Memory Usage: 41.5 MB, less than 78.42% of JavaScript online submissions forTwo Sum IV - Input is a BST.
双指针
var findTarget = function (root, target) {
...
let low = 0;
high = nums.length - 1;
while (low < high) {
let sum = nums[low] + nums[high];
if (sum < target) {
low++
} else if (sum > target) {
high--
} else {
return true
}
}
return false
};Runtime: 88 ms, faster than 81.75% of JavaScript online submissions for Two Sum IV - Input is a BST.
Memory Usage: 42.1 MB, less than 39.72% of JavaScript online submissions for Two Sum IV - Input is a BST.
好像表现也差不多
一遍哈希表
var findTarget = function (root, target) {
...
const arrMap = new Map()
for (let i = 0; i < nums.length; i++) {
const result = target - nums[i];
if (arrMap.has(result)) {
return true
}
arrMap.set(nums[i], i)
}
return false
};Runtime: 76 ms, faster than 97.74% of JavaScript online submissions for Two Sum IV - Input is a BST.
Memory Usage: 41.7 MB, less than 66.44% of JavaScript online submissions forTwo Sum IV - Input is a BST.
用对象呢?
var findTarget = function (root, target) {
...
const map = {}
for (let i = 0; i < nums.length; i++) {
const result = target - nums[i];
if (map.hasOwnProperty(result)) {
return true
}
map[nums[i]] = i;
}
return false
};Runtime: 104 ms, faster than 32.73% of JavaScript online submissions for Two Sum IV - Input is a BST.
Memory Usage: 42.9 MB, less than 13.01% of JavaScript online submissions for Two Sum IV - Input is a BST.
总是要比map差一点,也不知道为什么
哈希表+两分法
和two sum 2的方法不同,需要多做一步判断,不然会出现多次用同一个数的情况。

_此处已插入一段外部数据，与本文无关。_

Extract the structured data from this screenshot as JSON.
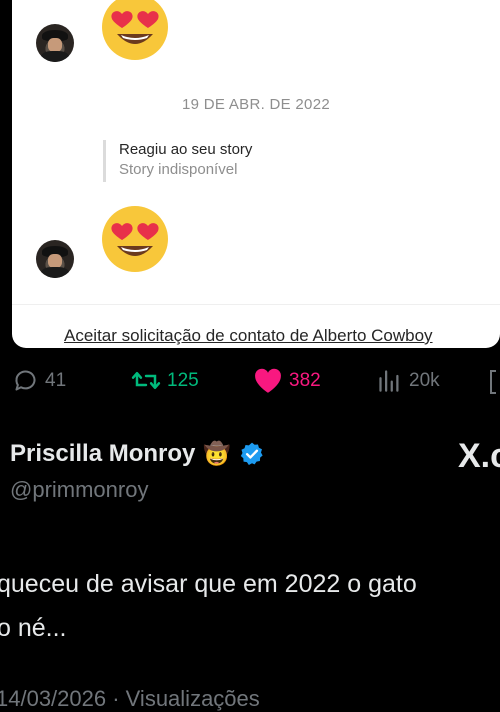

例子是[2,3],target=6,显然是应该返回false。然而不加判断会返回true。
第一遍找不到4,于是把访问过的3加入哈希表{3 => 1}
第二遍开始查哈希表,要找3,正好有3,就返回了true。然而这两个3都是nums的第二位,用了同一个数字了。
在two sum2中可以实现,因为给的target总是对的,因此就不会出现这种的情况,也就不需要多加一步判断了。

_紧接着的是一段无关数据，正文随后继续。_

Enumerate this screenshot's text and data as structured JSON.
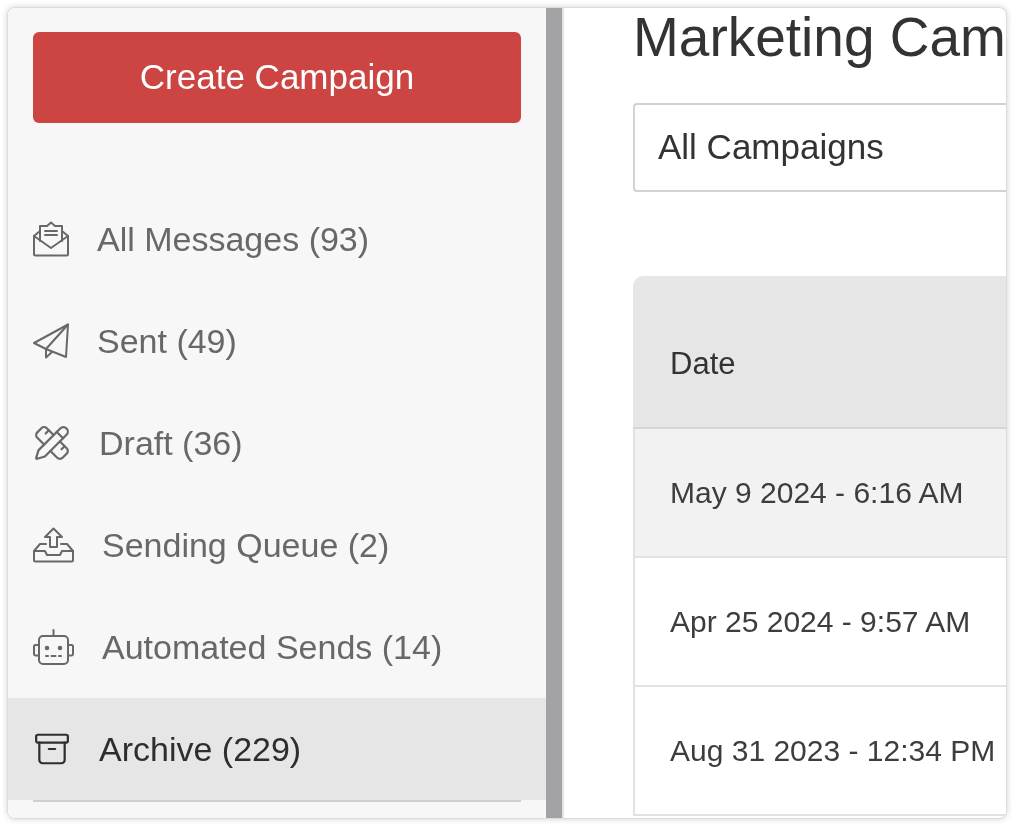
{
  "sidebar": {
    "create_button": {
      "label": "Create Campaign"
    },
    "items": [
      {
        "label": "All Messages (93)",
        "selected": false
      },
      {
        "label": "Sent (49)",
        "selected": false
      },
      {
        "label": "Draft (36)",
        "selected": false
      },
      {
        "label": "Sending Queue (2)",
        "selected": false
      },
      {
        "label": "Automated Sends (14)",
        "selected": false
      },
      {
        "label": "Archive (229)",
        "selected": true
      }
    ]
  },
  "main": {
    "title": "Marketing Cam",
    "filter": {
      "value": "All Campaigns"
    }
  },
  "table": {
    "columns": [
      "Date"
    ],
    "rows": [
      {
        "date": "May 9 2024 - 6:16 AM",
        "highlighted": true
      },
      {
        "date": "Apr 25 2024 - 9:57 AM",
        "highlighted": false
      },
      {
        "date": "Aug 31 2023 - 12:34 PM",
        "highlighted": false
      }
    ]
  }
}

var findTarget = function (root, target) {
...
const arrMap = new Map()
for (let i = 0; i < nums.length; i++) {
const aim = target - nums[i];
if (arrMap.has(aim) && arrMap.get(aim) !== i) { // 这里需要多做一步判断
return true
}
let start = i + 1;
end = nums.length - 1;
while (start <= end) {
let mid = Math.round((start + end) / 2)
if (nums[mid] === aim) {
return true
} else if (nums[mid] < aim) {
start = mid + 1
} else {
end = mid - 1
}
arrMap.set(nums[mid], mid)
}
}
return false
};Runtime: 120 ms, faster than 13.88% of JavaScript online submissions for Two Sum IV - Input is a BST.
Memory Usage: 41.7 MB, less than 67.50% of JavaScript online submissions for Two Sum IV - Input is a BST.
第二种思路:用二叉树的特性
跳过理顺为数组的环节,直接一个个拿出来比对
深度优先搜索
var findTarget = function (root, k) {
let stack = [root] // 数组初始化,存入root
let map = []
while (stack.length > 0) {
let cur = stack.pop() // 每次把数组顶端的node拿出来
if (map.includes(k - cur.val)) { // 在map数组内查询是否有
return true
}
map.push(cur.val) // 没有就推入map数组
if (cur.left) {
stack.push(cur.left)
}
if (cur.right) {
stack.push(cur.right)
}
}
return false
};因为右边是最后推入stack的,因此是从右往左的深度优先的查询。
Runtime: 152 ms, faster than 5.88% of JavaScript online submissions for Two Sum IV - Input is a BST.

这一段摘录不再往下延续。